Industry knowledge

Titanium piping ​has become more popular as more of its favorable attributes are being discovered

Titanium piping has become more popular as more of its favorable attributes are being discovered. Titanium is stronger than aluminum and steel. It is also lighter than steel. It is extremely resistant to corrosion, has a long-use life and low maintenance and operation costs.

If you’ve made the investment of purchasing titanium for you piping project, there are some things to know before you begin to work on it. After all, you don’t want to ruin the titanium that you just spent money on buying. You also want strong pipes that will last many years. Why compromise the effectiveness, strength and durability of your titanium pipes by incorrect welding techniques?

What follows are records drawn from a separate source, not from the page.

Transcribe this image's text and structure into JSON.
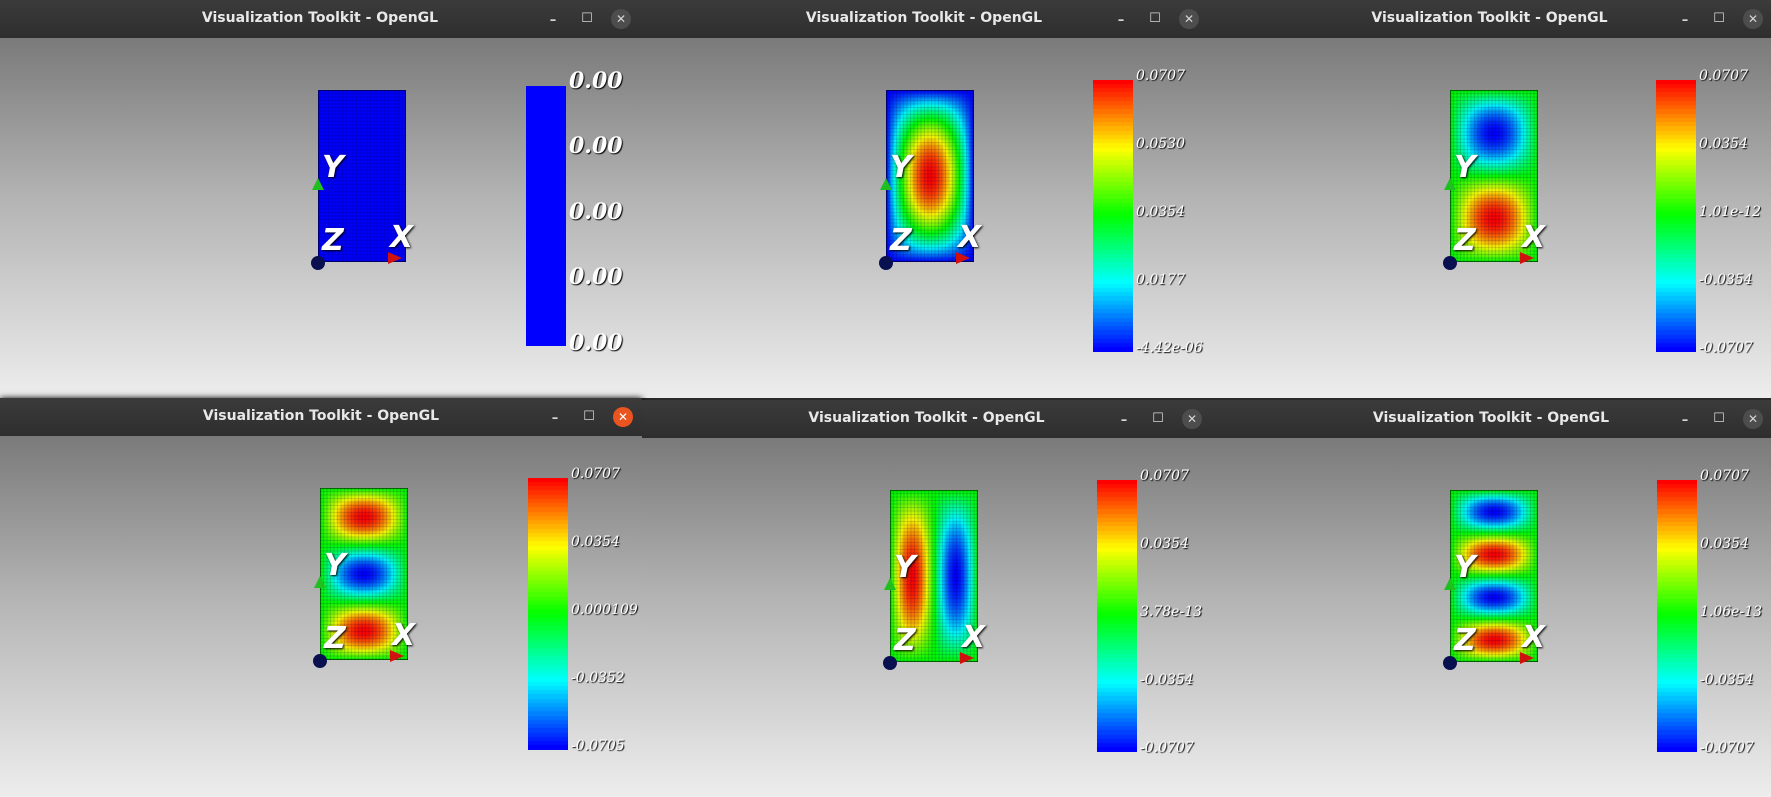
{
  "windows": [
    {
      "title": "Visualization Toolkit - OpenGL",
      "mode": "blue",
      "scale": "big",
      "close_active": false,
      "labels": [
        "0.00",
        "0.00",
        "0.00",
        "0.00",
        "0.00"
      ]
    },
    {
      "title": "Visualization Toolkit - OpenGL",
      "mode": "m1",
      "scale": "jet",
      "close_active": false,
      "labels": [
        "0.0707",
        "0.0530",
        "0.0354",
        "0.0177",
        "-4.42e-06"
      ]
    },
    {
      "title": "Visualization Toolkit - OpenGL",
      "mode": "m2",
      "scale": "jet",
      "close_active": false,
      "labels": [
        "0.0707",
        "0.0354",
        "1.01e-12",
        "-0.0354",
        "-0.0707"
      ]
    },
    {
      "title": "Visualization Toolkit - OpenGL",
      "mode": "m3",
      "scale": "jet",
      "close_active": true,
      "labels": [
        "0.0707",
        "0.0354",
        "0.000109",
        "-0.0352",
        "-0.0705"
      ]
    },
    {
      "title": "Visualization Toolkit - OpenGL",
      "mode": "m4",
      "scale": "jet",
      "close_active": false,
      "labels": [
        "0.0707",
        "0.0354",
        "3.78e-13",
        "-0.0354",
        "-0.0707"
      ]
    },
    {
      "title": "Visualization Toolkit - OpenGL",
      "mode": "m5",
      "scale": "jet",
      "close_active": false,
      "labels": [
        "0.0707",
        "0.0354",
        "1.06e-13",
        "-0.0354",
        "-0.0707"
      ]
    }
  ],
  "axes": {
    "x": "X",
    "y": "Y",
    "z": "Z"
  },
  "controls": {
    "minimize": "–",
    "maximize": "☐",
    "close": "✕"
  },
  "colors": {
    "blue": "#0000ff",
    "titlebar": "#2e2e2e",
    "close_active": "#e9541f"
  }
}
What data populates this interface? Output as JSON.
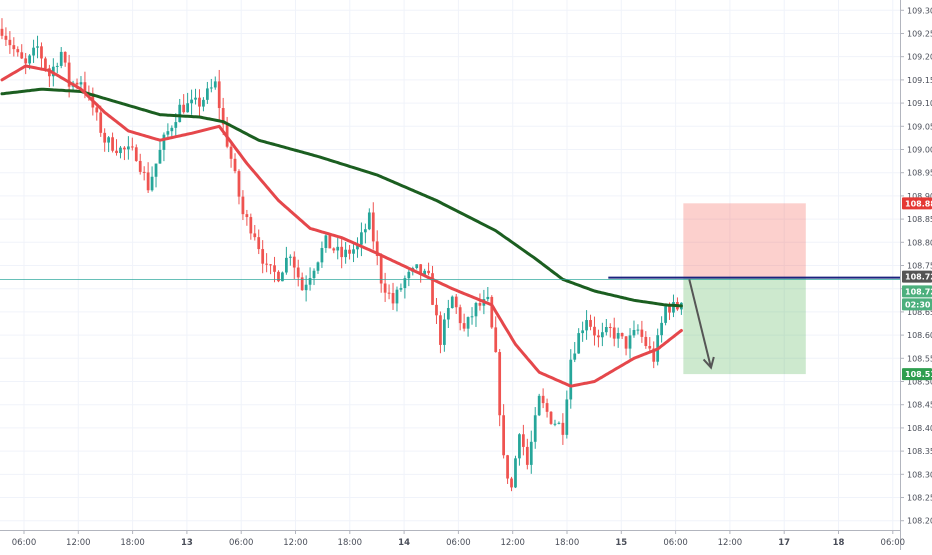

When heated, titanium becomes highly reactive and readily combines with oxygen, nitrogen, hydrogen and carbon to form oxides. Oxidized wields can result in a useless part that needs to be scrapped. To reduce the risk of oxidation, the heated area of the piping needs to be shielded from air until the temperature drops below 800 degrees.

Also, check the purity of the gas. Argon gas is the most commonly used gas with titanium should be no less than 99.995 percent pure and with no more than 5 to 20 parts per millimeter free oxygen. It also must have a dew point greater than -50 to -75 degrees.

A post-flow shielding gas timer is also great to have. Its output should be at least 250 amps.